Actor-Based Concurrent Language Explained

Actor-Based Concurrent Language (ABCL) is a family of programming languages, developed in Japan in the 1980s and 1990s.

ABCL/1

ABCL/1 (Actor-Based Concurrent Language) is a prototype-based concurrent programming language for the ABCL MIMD system, created in 1986 by Akinori Yonezawa, of the Department of Information Science at the University of Tokyo.
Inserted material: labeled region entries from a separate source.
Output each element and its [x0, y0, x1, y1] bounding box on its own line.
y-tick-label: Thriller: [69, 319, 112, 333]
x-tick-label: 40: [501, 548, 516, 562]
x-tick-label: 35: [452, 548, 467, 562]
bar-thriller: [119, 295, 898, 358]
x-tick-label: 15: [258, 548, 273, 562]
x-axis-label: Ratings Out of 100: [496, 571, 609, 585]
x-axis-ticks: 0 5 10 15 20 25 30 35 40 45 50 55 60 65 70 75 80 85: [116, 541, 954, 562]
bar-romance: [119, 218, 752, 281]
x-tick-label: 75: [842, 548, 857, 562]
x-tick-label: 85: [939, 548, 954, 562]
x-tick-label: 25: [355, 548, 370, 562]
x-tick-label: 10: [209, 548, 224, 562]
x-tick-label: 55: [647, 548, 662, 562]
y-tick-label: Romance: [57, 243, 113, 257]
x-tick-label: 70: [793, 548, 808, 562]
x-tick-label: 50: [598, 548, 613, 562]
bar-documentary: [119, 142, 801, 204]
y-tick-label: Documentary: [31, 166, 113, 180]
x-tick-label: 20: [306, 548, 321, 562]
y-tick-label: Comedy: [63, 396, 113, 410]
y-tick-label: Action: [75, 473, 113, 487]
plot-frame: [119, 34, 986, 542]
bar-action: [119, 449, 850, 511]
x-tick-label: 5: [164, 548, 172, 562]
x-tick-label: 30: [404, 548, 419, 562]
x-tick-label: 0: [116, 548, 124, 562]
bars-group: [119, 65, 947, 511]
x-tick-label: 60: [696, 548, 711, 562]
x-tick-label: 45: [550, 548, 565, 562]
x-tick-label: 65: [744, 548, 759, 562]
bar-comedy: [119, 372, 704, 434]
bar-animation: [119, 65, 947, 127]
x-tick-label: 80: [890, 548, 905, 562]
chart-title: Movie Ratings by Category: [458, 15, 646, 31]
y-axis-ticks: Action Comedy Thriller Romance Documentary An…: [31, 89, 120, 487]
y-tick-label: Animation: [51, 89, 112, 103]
ABCL/1 uses asynchronous message passing among objects to achieve concurrency. It requires Common Lisp. Implementations in Kyoto Common Lisp (KCL) and Symbolics Lisp are available from the author.

ABCL/c+

An implementation of ABCL/c+ is available from the ACM.[1]

ABCL/R

ABCL/R is an object-oriented reflective subset of ABCL/1, written by Professor Akinori Yonezawa of Tokyo Institute of Technology in 1988.

ABCL/R2

ABCL/R2 is a second generation version of ABCL/R, designed for the Hybrid Group Architecture. It was produced at the Tokyo Institute of Technology in 1992, and has almost all the functionality of ABCL/1. It is written in Common Lisp. As a reflective language, its programs can dynamically control their behavior, including scheduling policy, from within a user-process context.